Ele viveu com dois corações no peito por 45 dias
Os problemas cardíacos de Paiva deram o primeiro sinal no ano passado: um enfarte em casa o levou para o hospital. Depois de um acidente vascular cerebral e duas paradas cardíacas, recebeu a notícia de que 70% de seu coração estava “morto” e entrou na fila do transplante. Foi então que teve um novo revés: nem mesmo um coração novo resolveria o caso, já que a pressão alta no pulmão impedia o sucesso da cirurgia. “Eu era uma bomba-relógio.”
Para reduzir a pressão pulmonar, Paiva poderia usar uma espécie de coração mecânico por alguns meses até que fosse possível o transplante, mas ele sabia que conseguir essa máquina era caro e demorado – a bomba artificial não está disponível no Sistema Único de Saúde (SUS) nem é coberta pelos planos.
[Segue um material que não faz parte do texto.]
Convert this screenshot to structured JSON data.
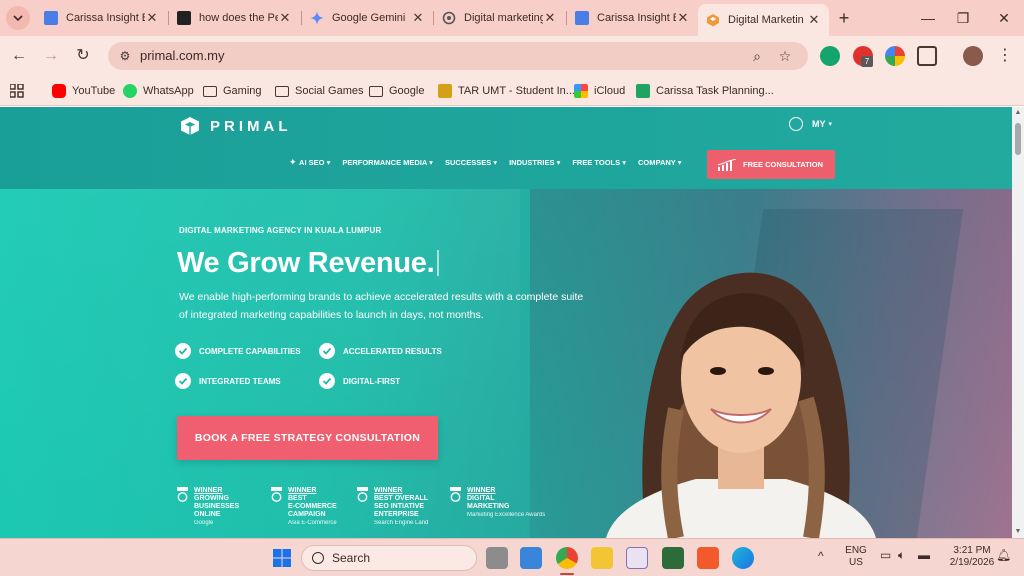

Enquanto isso, os dias corriam e a previsão era viver poucos meses.
Internado no Instituto do Coração (Incor), do Hospital das Clínicas da USP, ele soube que um médico estudava um procedimento nunca antes tentado. A técnica consistia em implantar um novo coração, de um doador – mas sem tirar o antigo do peito. Paiva viveria por algumas semanas com dois corações para que a pressão pulmonar caísse e fosse possível, então, deixar só um. Foi o que aconteceu.
Enquanto coexistiam no tórax, os corações desempenhavam funções diferentes. “O lado direito ficou conectado, por dentro, nas veias que puxam o sangue do cérebro, cabeça e dos dois braços. O sangue que vem do intestino, fígado e pernas caía direto no antigo, não passava pelo novo. É como um quebra-cabeça. Desmontei e montei de novo, do jeito que imaginei”, diz Fábio Gaiotto, cirurgião cardiovascular do Incor que criou a técnica.
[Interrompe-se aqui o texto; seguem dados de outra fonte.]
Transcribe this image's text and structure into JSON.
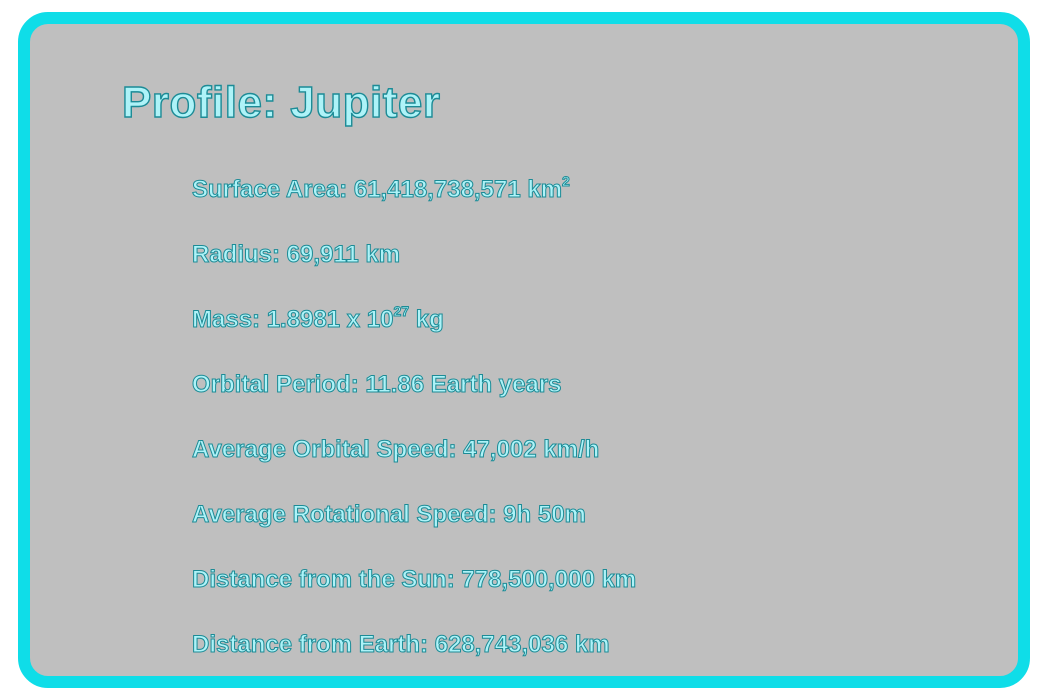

Esse arranjo novo tem o efeito da bomba artificial: ajuda a reduzir a pressão pulmonar. Colocar dois corações para funcionar ao mesmo tempo não é novidade. Na década de 1970, esse tipo de cirurgia foi realizada, mas a forma de inserir o novo coração era diferente e os pacientes não sobreviviam por muito tempo.
Foi assim que o cirurgião do Incor pensou que, na verdade, o plano de dois corações deveria ser algo provisório: apenas um caminho para chegar ao transplante definitivo. Gaiotto estudou a técnica por mais de três anos. Paiva foi operado em agosto e ficou 45 dias com os dois corações. Nesse tempo, causava surpresa em toda a equipe do hospital.
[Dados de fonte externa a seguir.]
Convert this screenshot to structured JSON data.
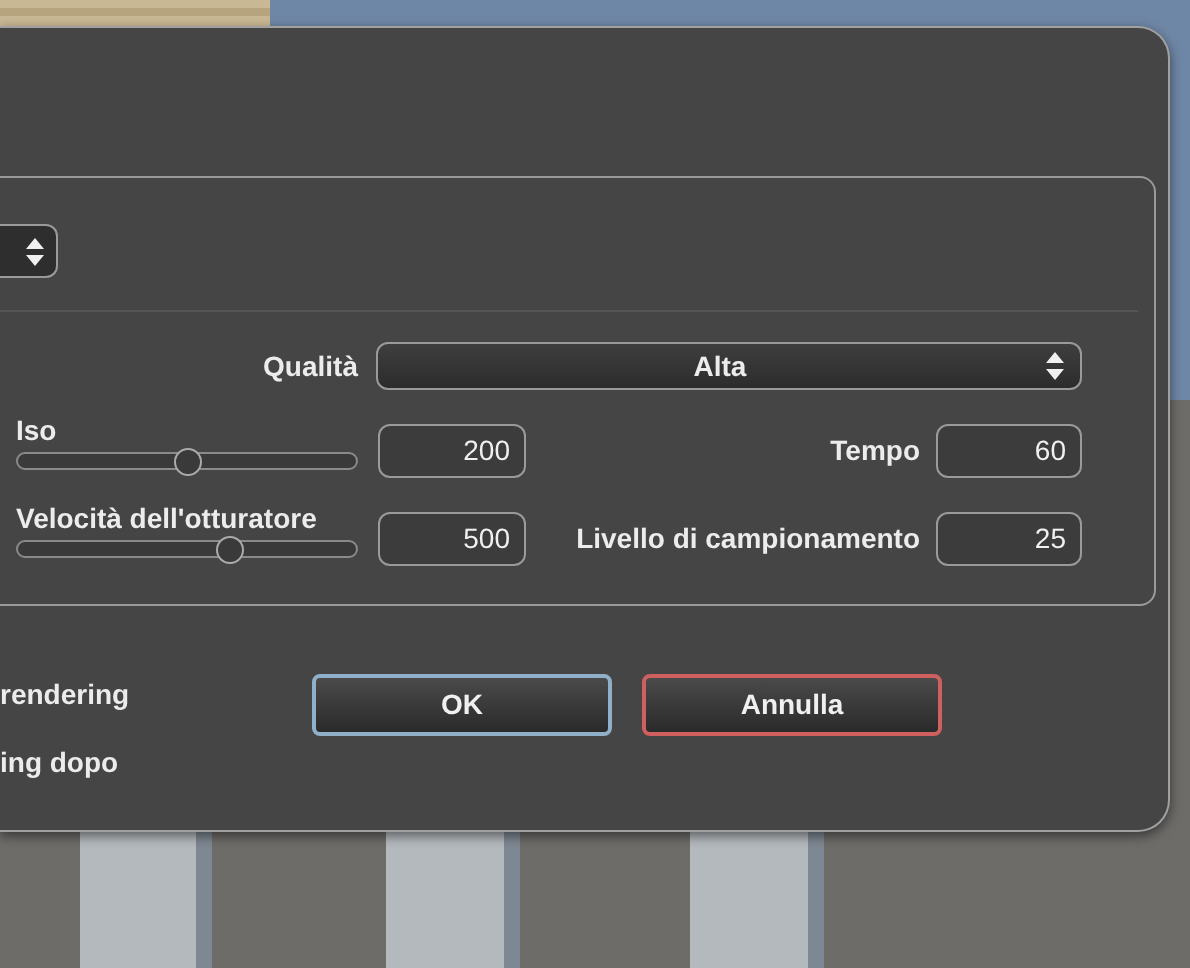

“Quando tentavam medir minha frequência cardíaca, somavam-se os dois batimentos. As enfermeiras ficavam loucas”, lembra. Em outubro, os médicos notaram que a pressão pulmonar havia diminuído – um bom sinal. Mas detectaram um coágulo no coração doente que poderia levar Paiva à morte – ele mesmo percebeu que quase não conseguia mais sentir os dois batimentos.
Decidiram que aquela era a hora de retirar o coração de Paiva e deixar funcionando apenas o coração doado. “Era preciso desmontar fio por fio e colocar o coração novo em outro lugar. É um autotransplante”, diz Gaiotto. “Passei tranquilidade para a equipe, mas eu mesmo estava inseguro porque não sabia se conseguiria fazer a troca.” Paiva se recuperou bem e teve alta no dia 5 – agora com um só coração. Os cuidados são de um transplantado comum. E a expectativa de vida subiu para 20 anos.
Futuro
Segundo Gaiotto, será preciso replicar o procedimento em mais pacientes para que a cirurgia seja validada cientificamente. Já há três novos candidatos em avaliação e um estudo deve ser realizado com outros hospitais pelo País. A estimativa é de que só no Incor dois a três pacientes – que morreriam sem acesso ao coração mecânico – possam ser operados por mês com a nova técnica. O tratamento com a bomba artificial é raro no Brasil e custa ao menos R$ 1 milhão.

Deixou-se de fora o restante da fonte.